The word “Karate” is a combination of two kanji (Chinese characters):
1- (Kara) meaning "empty"
2- (Te) meaning "hand”
Karate means "empty hand”, meaning that someone who is trained in Karate can defend himself or herself without using weapons.
The “Kara” is the least subtle and the most straightforward, through the practice of karate, self defense techniques are learnt, where no weapons are needed, other than hands, feet or other parts of the body and involves mental as well as physical training.
Karate was formalized in Okinawa in the 17th century and popularized via Japan after about 1920. In 1922 the Japanese Ministry of Education invited Gichin Funakoshi to Tokyo to give a karate demonstration.
Gichin Funakoshi changed the first character from Chinese to “Empty”, thus forming the modern term for Karate — empty hands.
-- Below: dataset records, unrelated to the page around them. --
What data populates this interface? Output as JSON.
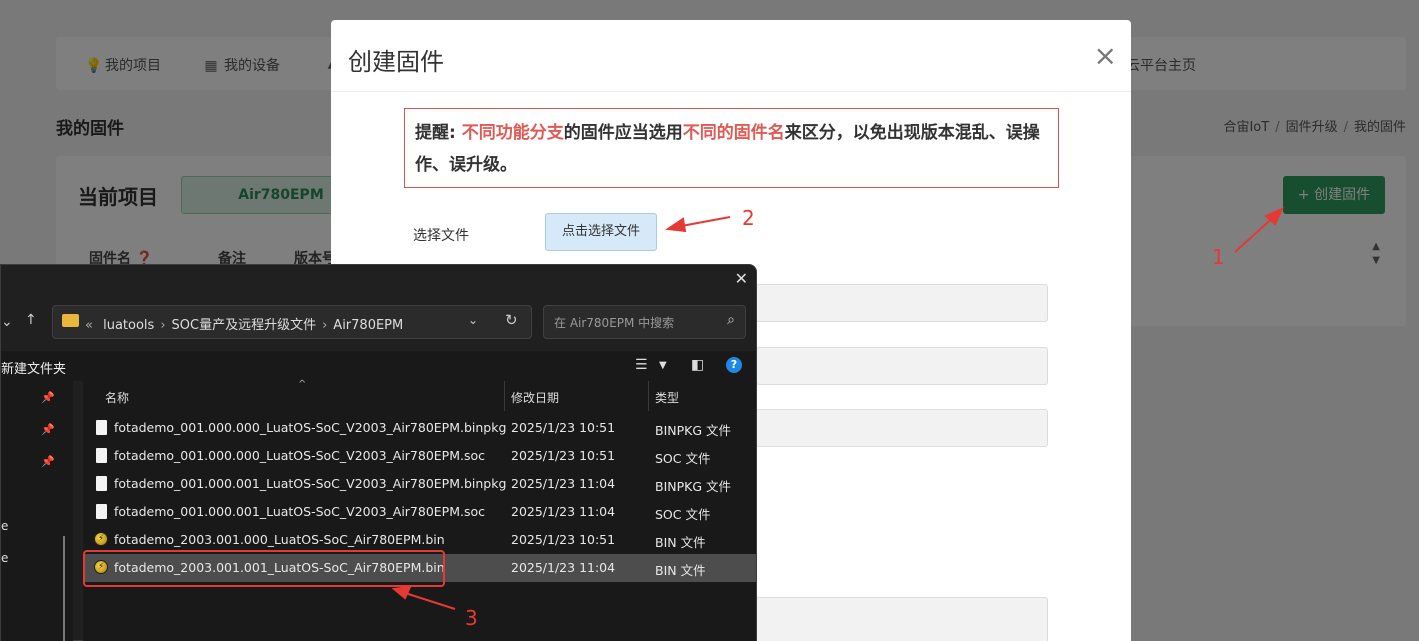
{
  "top_nav": {
    "items": [
      {
        "label": "我的项目",
        "icon": "lightbulb-icon"
      },
      {
        "label": "我的设备",
        "icon": "chip-icon"
      },
      {
        "label": "云平台主页",
        "icon": "home-icon"
      }
    ]
  },
  "page": {
    "title": "我的固件",
    "breadcrumb": [
      "合宙IoT",
      "固件升级",
      "我的固件"
    ]
  },
  "project_card": {
    "current_project_label": "当前项目",
    "project_name": "Air780EPM",
    "create_button": "+ 创建固件",
    "columns": [
      "固件名",
      "备注",
      "版本号"
    ]
  },
  "modal": {
    "title": "创建固件",
    "notice": {
      "prefix": "提醒:",
      "red1": "不同功能分支",
      "mid1": "的固件应当选用",
      "red2": "不同的固件名",
      "mid2": "来区分，以免出现版本混乱、误操作、误升级。"
    },
    "select_file_label": "选择文件",
    "select_file_button": "点击选择文件"
  },
  "file_dialog": {
    "path": [
      "luatools",
      "SOC量产及远程升级文件",
      "Air780EPM"
    ],
    "path_prefix": "«",
    "search_placeholder": "在 Air780EPM 中搜索",
    "new_folder": "新建文件夹",
    "columns": {
      "name": "名称",
      "date": "修改日期",
      "type": "类型"
    },
    "files": [
      {
        "name": "fotademo_001.000.000_LuatOS-SoC_V2003_Air780EPM.binpkg",
        "date": "2025/1/23 10:51",
        "type": "BINPKG 文件",
        "icon": "file-icon"
      },
      {
        "name": "fotademo_001.000.000_LuatOS-SoC_V2003_Air780EPM.soc",
        "date": "2025/1/23 10:51",
        "type": "SOC 文件",
        "icon": "file-icon"
      },
      {
        "name": "fotademo_001.000.001_LuatOS-SoC_V2003_Air780EPM.binpkg",
        "date": "2025/1/23 11:04",
        "type": "BINPKG 文件",
        "icon": "file-icon"
      },
      {
        "name": "fotademo_001.000.001_LuatOS-SoC_V2003_Air780EPM.soc",
        "date": "2025/1/23 11:04",
        "type": "SOC 文件",
        "icon": "file-icon"
      },
      {
        "name": "fotademo_2003.001.000_LuatOS-SoC_Air780EPM.bin",
        "date": "2025/1/23 10:51",
        "type": "BIN 文件",
        "icon": "bin-file-icon"
      },
      {
        "name": "fotademo_2003.001.001_LuatOS-SoC_Air780EPM.bin",
        "date": "2025/1/23 11:04",
        "type": "BIN 文件",
        "icon": "bin-file-icon",
        "selected": true
      }
    ],
    "side_labels": [
      "e",
      "e"
    ]
  },
  "annotations": {
    "step1": "1",
    "step2": "2",
    "step3": "3",
    "color": "#e53935"
  },
  "colors": {
    "primary_green": "#2c9c5e",
    "notice_red": "#e05a55",
    "select_blue": "#d6e9f8"
  }
}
The word “empty” can be interpreted at two levels: One as meaning weaponless and a deeper one signifying the fundamental teaching of Zen: empty yourself to achieve unity with the whole.
“Just as it is the clear mirror that reflects without distortion, or the quiet valley that echoes a sound, so must one who would study Karate-do purge himself of selfish and evil thoughts, for only with a clear mind and conscience can he understand that which he receives. This is another meaning of the element kara in Karate-do.”